Honora Nagle known as Nano Nagle (1718 – 26 April 1784) was a pioneer of Catholic education in Ireland despite legal prohibitions. She founded the Sisters of the Presentation of the Blessed Virgin Mary (PBVM), commonly known as the Presentation Sisters, now a worldwide Catholic order of women religious. She was declared venerable in the Roman Catholic Church on 31 October 2013 by Pope Francis.
Background
Nano Nagle lived during the period when the Catholic majority in Ireland were subject to the anti-Catholic Penal Laws. The Catholic Irish were denied political, economic, social and educational rights that would have lifted them from mass poverty. The parliamentarian and philosopher, Edmund Burke, a younger cousin of Nagle who spent part of his childhood in her birthplace, described those laws: "Their declared object was to reduce the Catholics in Ireland to a miserable populace, without property, without estimation, without education."
Family
Nano Nagle was born in Ballygriffin, just north of Killavullen, County Cork, in 1718, the daughter of Garrett and Ann Mathew Nagle. The name "Honora" given at baptism was soon replaced in the family circle by the affectionate name "Nano". She was the eldest of six or seven children, the others being Mary (omitted in many sources), Ann, Catherine, Elizabeth, David, and Joseph.
Nano was born in the Blackwater Valley in County Cork which possesses views of the distant Nagle Mountains. Much of this region was once the property of the Nagle family. They were connected to some of the most-prominent local families, and their ancestors had lived in the area for hundreds of years. However, after the Williamite War in Ireland, the Nagle family's loyalty to the exiled Catholic King James II led to many of their ancestral lands being confiscated by the government.However, when Nano's parents married, the family still owned considerable property at Ballygriffin, Killavullen. Garrett's brother Joseph kept it in nominally Protestant hands so that the family could retain it under the Penal Laws.
Education
Nano Nagle is believed to have attended a local hedge school, like her cousin Edmund Burke, before she travelled to France to complete her education.
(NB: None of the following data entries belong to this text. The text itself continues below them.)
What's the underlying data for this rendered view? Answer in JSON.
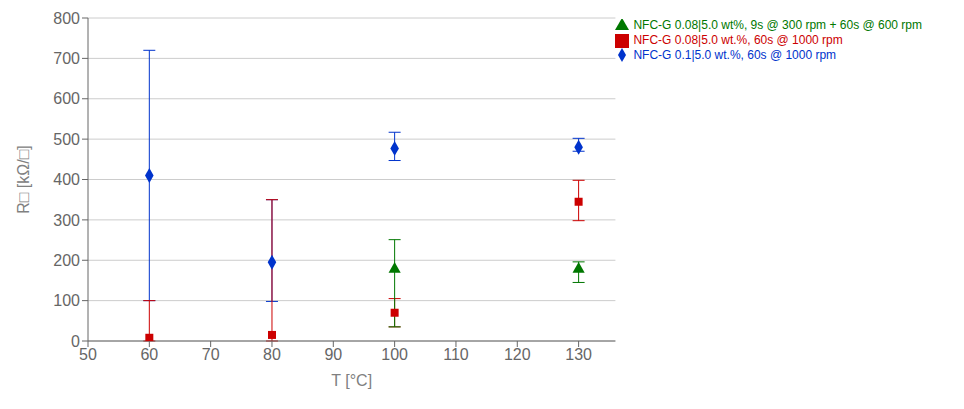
{
  "chart_data": {
    "type": "scatter",
    "xlabel": "T [°C]",
    "ylabel": "R□ [kΩ/□]",
    "xlim": [
      50,
      136
    ],
    "ylim": [
      0,
      800
    ],
    "xticks": [
      50,
      60,
      70,
      80,
      90,
      100,
      110,
      120,
      130
    ],
    "yticks": [
      0,
      100,
      200,
      300,
      400,
      500,
      600,
      700,
      800
    ],
    "grid": true,
    "legend": "upper right",
    "series": [
      {
        "name": "NFC-G 0.1|5.0 wt.%, 60s @ 1000 rpm",
        "color": "#0033CC",
        "marker": "diamond",
        "x": [
          60,
          80,
          100,
          130
        ],
        "values": [
          410,
          195,
          477,
          480
        ],
        "error_low": [
          310,
          97,
          30,
          10
        ],
        "error_high": [
          310,
          155,
          40,
          22
        ]
      },
      {
        "name": "NFC-G 0.08|5.0 wt.%, 60s @ 1000 rpm",
        "color": "#CC0000",
        "marker": "square",
        "x": [
          60,
          80,
          100,
          130
        ],
        "values": [
          8,
          15,
          70,
          345
        ],
        "error_low": [
          8,
          15,
          35,
          47
        ],
        "error_high": [
          92,
          335,
          35,
          53
        ]
      },
      {
        "name": "NFC-G 0.08|5.0 wt%, 9s @ 300 rpm + 60s @ 600 rpm",
        "color": "#007700",
        "marker": "triangle",
        "x": [
          100,
          130
        ],
        "values": [
          178,
          178
        ],
        "error_low": [
          143,
          33
        ],
        "error_high": [
          73,
          18
        ]
      }
    ]
  }
}
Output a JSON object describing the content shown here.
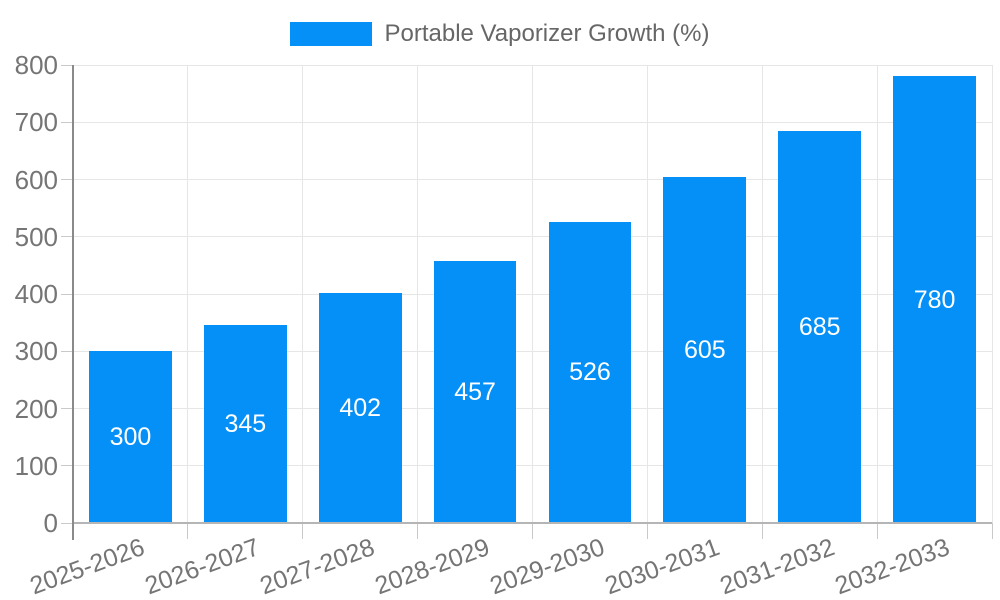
{
  "chart_data": {
    "type": "bar",
    "title": "Portable Vaporizer Growth (%)",
    "categories": [
      "2025-2026",
      "2026-2027",
      "2027-2028",
      "2028-2029",
      "2029-2030",
      "2030-2031",
      "2031-2032",
      "2032-2033"
    ],
    "values": [
      300,
      345,
      402,
      457,
      526,
      605,
      685,
      780
    ],
    "xlabel": "",
    "ylabel": "",
    "ylim": [
      0,
      800
    ],
    "yticks": [
      "0",
      "100",
      "200",
      "300",
      "400",
      "500",
      "600",
      "700",
      "800"
    ],
    "grid": true,
    "legend_position": "top",
    "bar_value_labels_inside": true
  },
  "colors": {
    "bar": "#0590f8",
    "bar_label_text": "#ffffff",
    "legend_text": "#666666",
    "axis_text": "#757575",
    "grid_line": "#e6e6e6",
    "y_axis_line": "#8a8a8a",
    "x_axis_line": "#b5b5b5",
    "tick": "#c9c9c9",
    "background": "#ffffff"
  }
}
The Education Act 1695 banned Catholic schoolteachers in Ireland, while also prohibiting overseas travel for Catholic education. Nagle relatives with strong connections in France arranged for Nano and her sister Ann to travel to Paris, perhaps smuggled in a cargo ship. They finished their schooling and Nano enjoyed a busy social life in Paris – "balls, parties and theatre outings, all the glamour of the life of a wealthy young lady." After one of these parties, "she noticed a group of wretched-looking people huddled in a church doorway" and was struck by the contrast with her privileged life.